En días pasados murió Bernard Law, cardenal de la Iglesia Católica, arzobispo emérito de la Arquidiócesis de Boston, Massachusetts, Estados Unidos, y miembro de la curia romana. Fue tristemente famoso por ser acusado de encubrir cientos de abusos sexuales y violaciones cometidos por sacerdotes contra menores de edad, entre 1984 y 2002. En lugar de llevar a los sacerdotes pederastas a la justicia, los trasladó a otras parroquias, lo que les dejó abierta la posibilidad de seguir cometiendo estos delitos. El escándalo lo hizo renunciar a su cargo.
A pesar de esto, Juan Pablo II lo nombró en mayo de 2004 arcipreste de la Basílica Santa María La Mayor, una de las cuatro basílicas más emblemáticas de Roma. Además, conservó su importantísimo puesto en el Colegio Cardenalicio y en la Congregación para los Obispos. En abril de 2005, celebró una misa en la Basílica de San Pedro.
Law también participó en el cónclave de abril de ese mismo año, en el que se eligió a Joseph Ratzinger como el papa Benedicto XVI. Ratzinger había tenido a cargo la Congregación para la Doctrina de la Fe, sucesora de la Sagrada Congregación de la Romana y Universal Inquisición. La amistad entre Law y Ratzinger es reconocida en el medio eclesiástico internacional.
¿Debería resultar sorprendente el accionar de las cúpulas del Vaticano ante los delitos cometidos por el Cardenal Law en contra de las niñas y los niños de la iglesia? Por supuesto que no. Se trata de una más de las atrocidades que esta institución ha cometido a lo largo de su historia, y que están muy bien documentadas.
Pero lo que sí resulta no solo sorprendente, sino que también sumamente preocupante, es la actitud que asume la inmensa mayoría de la comunidad católica ante este proceder, caracterizada por el silencio y la incapacidad de confrontar a esta institución y exigirle que sea consecuente con los preceptos que pregona.
El caso del Cardinal Bernard Law, evidencia la dañina efectividad de los mecanismos de colonización de nuestras consciencias utilizados por la Iglesia Católica, que al someternos a su autoritarismo moral, nos convierte al mismo tiempo en sus cómplices. Esto se observa cuando ante situaciones como esta volvemos la mirada hacia otro lado, o bien hacemos una defensa férrea de la iglesia ante las críticas y cuestionamientos que se le hacen.

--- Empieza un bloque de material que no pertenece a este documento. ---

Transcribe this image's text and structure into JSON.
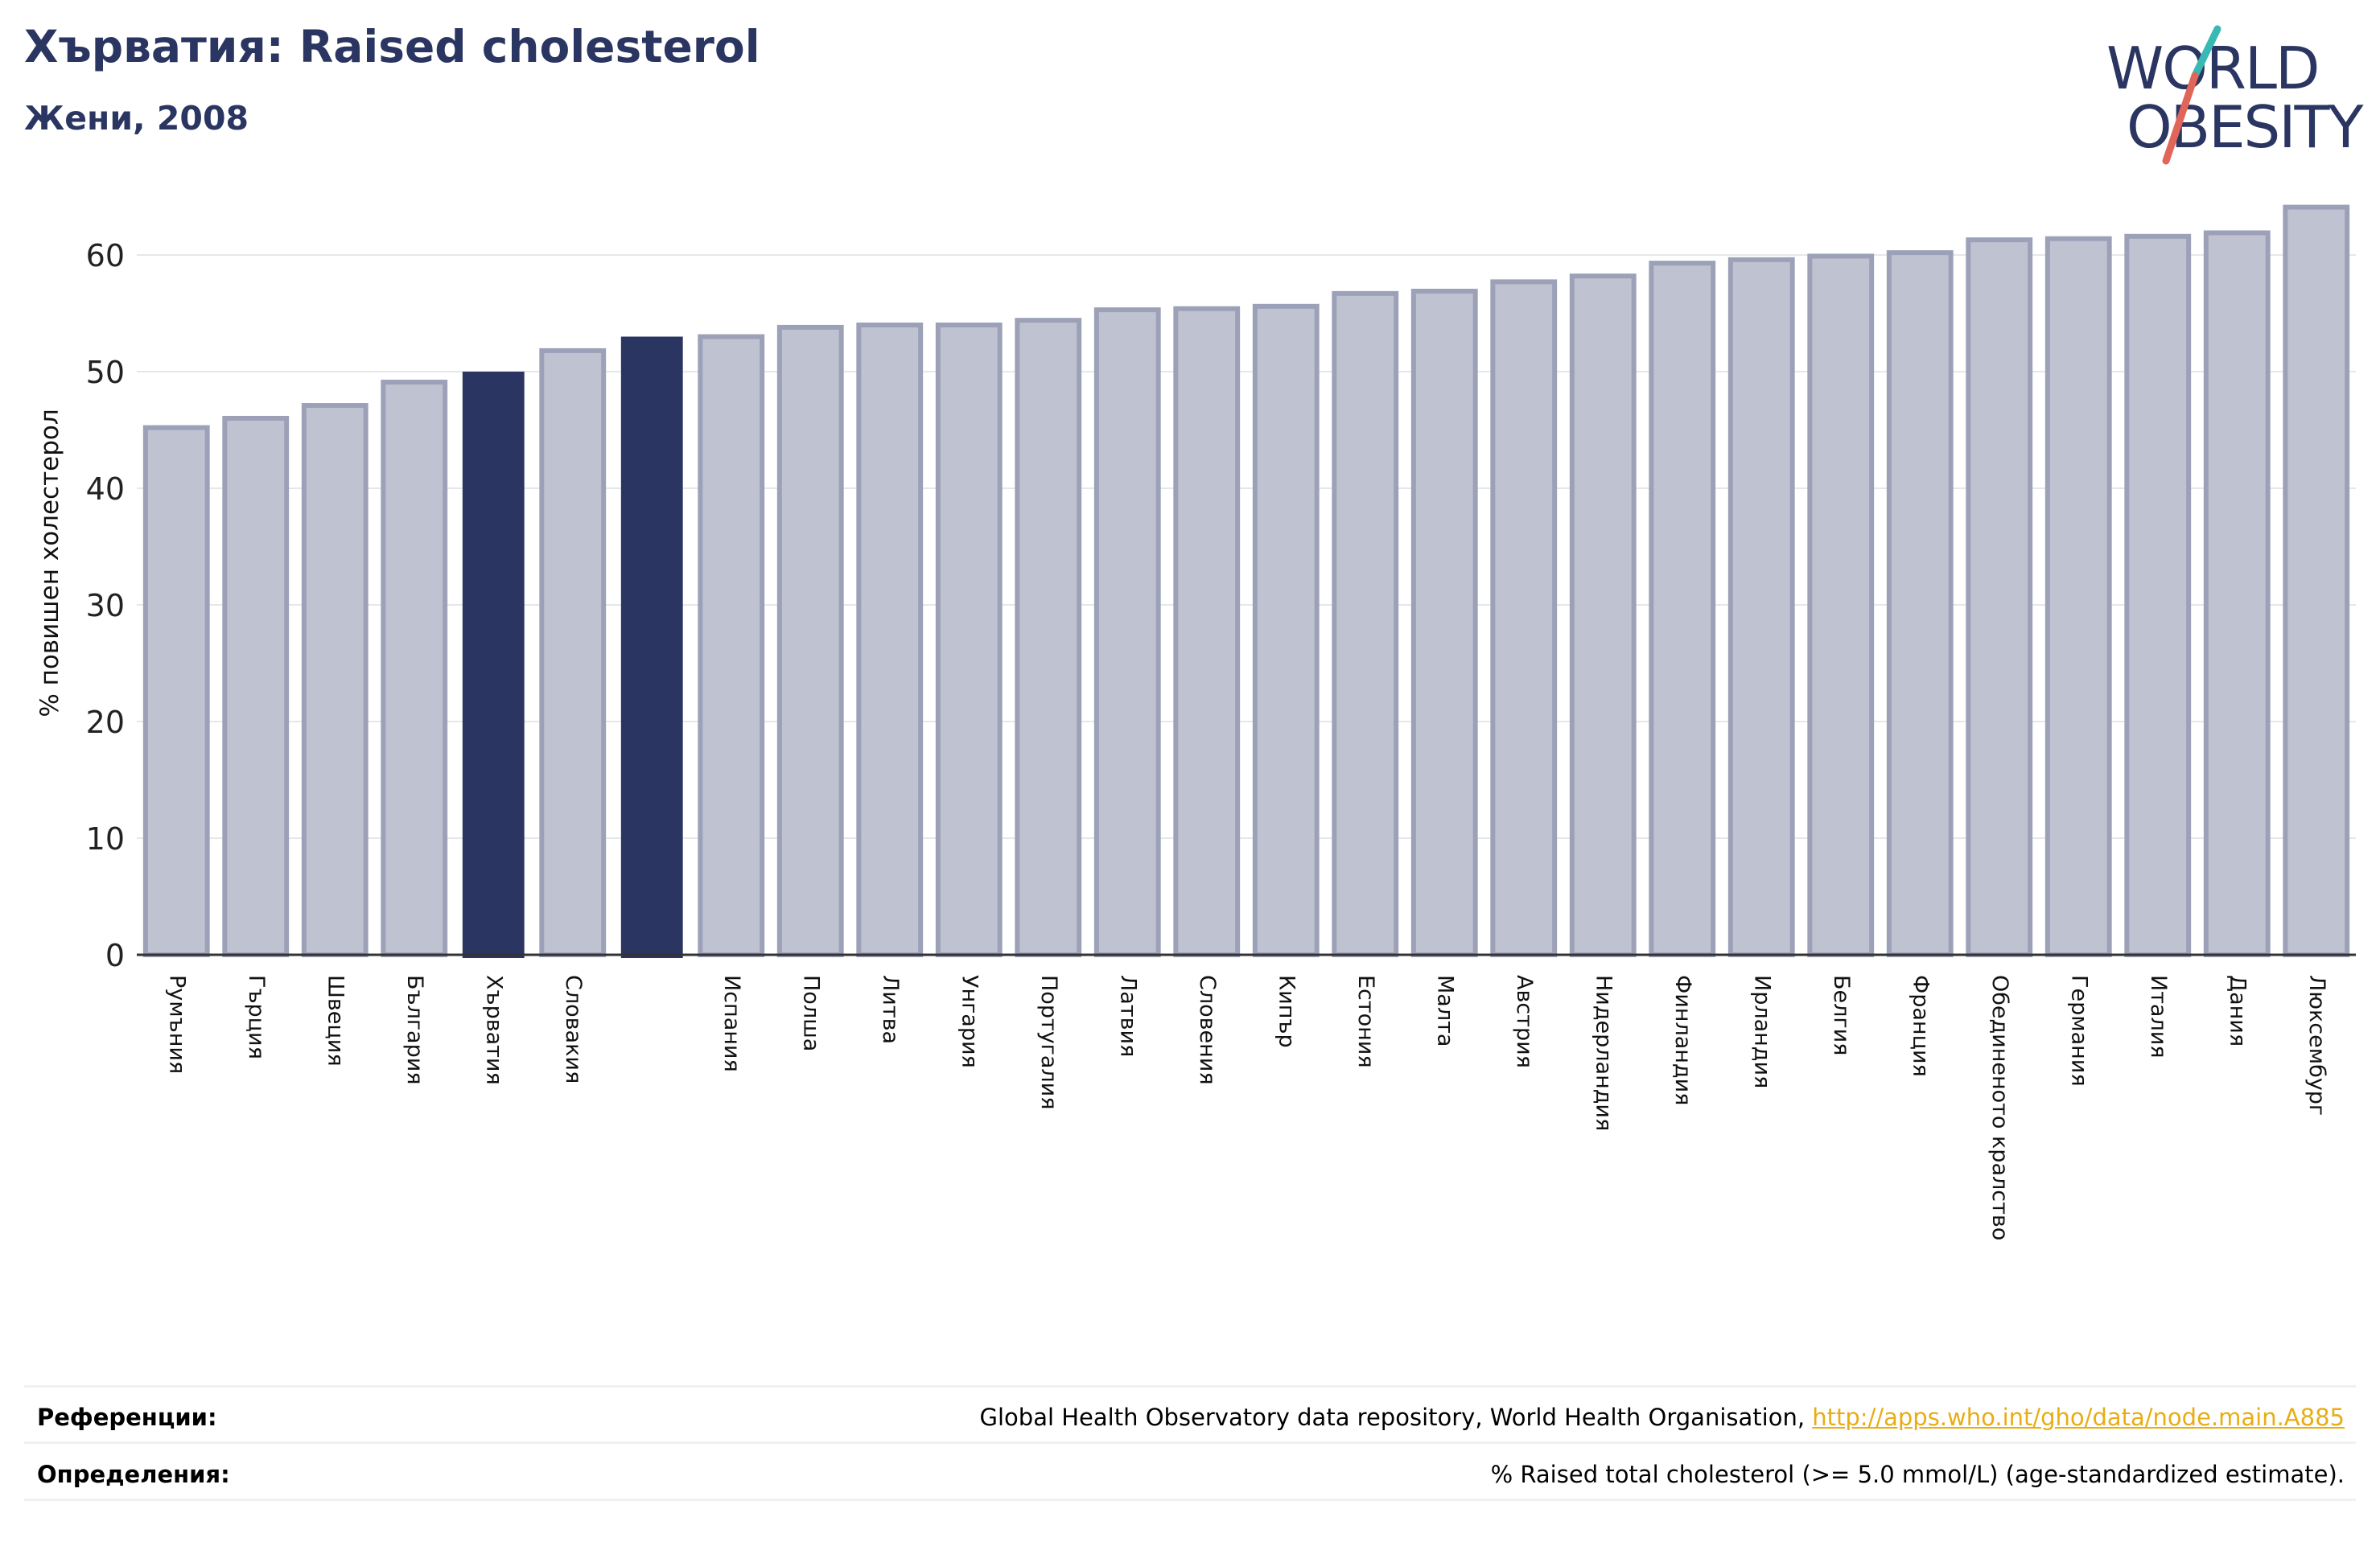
{
  "header": {
    "title": "Хърватия: Raised cholesterol",
    "subtitle": "Жени, 2008"
  },
  "logo": {
    "line1": "WORLD",
    "line2": "OBESITY"
  },
  "footer": {
    "references_label": "Референции:",
    "references_text": "Global Health Observatory data repository, World Health Organisation, ",
    "references_link": "http://apps.who.int/gho/data/node.main.A885",
    "definitions_label": "Определения:",
    "definitions_text": "% Raised total cholesterol (>= 5.0 mmol/L) (age-standardized estimate)."
  },
  "colors": {
    "highlight": "#2a3561",
    "bar_fill": "#bfc2d0",
    "bar_edge": "#9ca1b8",
    "link": "#e8ad14",
    "logo_navy": "#2a3561",
    "logo_teal": "#39b8b4",
    "logo_red": "#e0665a"
  },
  "chart_data": {
    "type": "bar",
    "ylabel": "% повишен холестерол",
    "xlabel": "",
    "ylim": [
      0,
      66
    ],
    "yticks": [
      0,
      10,
      20,
      30,
      40,
      50,
      60
    ],
    "grid": true,
    "categories": [
      "Румъния",
      "Гърция",
      "Швеция",
      "България",
      "Хърватия",
      "Словакия",
      "",
      "Испания",
      "Полша",
      "Литва",
      "Унгария",
      "Португалия",
      "Латвия",
      "Словения",
      "Кипър",
      "Естония",
      "Малта",
      "Австрия",
      "Нидерландия",
      "Финландия",
      "Ирландия",
      "Белгия",
      "Франция",
      "Обединеното кралство",
      "Германия",
      "Италия",
      "Дания",
      "Люксембург"
    ],
    "values": [
      45.2,
      46.0,
      47.1,
      49.1,
      50.0,
      51.8,
      53.0,
      53.0,
      53.8,
      54.0,
      54.0,
      54.4,
      55.3,
      55.4,
      55.6,
      56.7,
      56.9,
      57.7,
      58.2,
      59.3,
      59.6,
      59.9,
      60.2,
      61.3,
      61.4,
      61.6,
      61.9,
      64.1
    ],
    "highlighted": [
      4,
      6
    ]
  }
}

Según diferentes medios de comunicación internacionales, en el funeral de Law, el decano del Colegio Cardenalicio, Angelo Sodano, no se refirió al escándalo en el que éste se vio envuelto y más bien afirmó que dedicó toda su vida a la Iglesia, y que «a veces a alguno de nosotros puede faltar a su misión». Por su parte el papa Francisco, en su intervención realizó una oración en la que se pide que el fallecido reciba un «juicio misericordioso».
Esto ha generado malestar y una serie de críticas, entre las que se ha cuestionado por qué el papa, que se ha caracterizado por romper en ocasiones el protocolo de determinados rituales de la iglesia, esta vez no lo hizo, teniendo una justificación moral de tales dimensiones para hacerlo.
¿Qué importancia tiene para la cúpula romana el sufrimiento de cientos de niños y niñas ante la traición que durante 18 años vivieron a manos de quienes percibían como seres muy cercanos a Dios, de quienes esperaban guía y protección amorosa? El Vaticano ha evadido las críticas afirmando que se trató de un funeral y no de un juicio de la vida de Law, lo que parece indicar la poca necesidad que sienten sus líderes por dar las explicaciones del caso a pesar de sus nefastos antecedentes. Después de todo, saben muy bien que la inmensa mayoría no se las pedirá.
No se pretende con estas líneas hacer un llamado para oponerse a la Iglesia Católica como un todo, a la religiosidad o, más aún, a la búsqueda de la espiritualidad. No se pueden perder de vista las múltiples historias y testimonios de mujeres y hombres que a lo largo del tiempo han encarnado la misión original del cristianismo. Tampoco se trata de incitar al odio, pues sería incurrir en la misma estrategia que ha utilizado esta institución para el logro de sus objetivos.
Para pensar en una sociedad racional, lúcida y capaz de exigir justicia ante cualquier afrenta a la dignidad humana, debemos ser capaces de liberarnos de ese temor paralizante generado por el autoritarismo moral proveniente de los fundamentalismos religiosos. Debemos redimirnos de este pesado y dañino lastre que habita nuestras consciencias.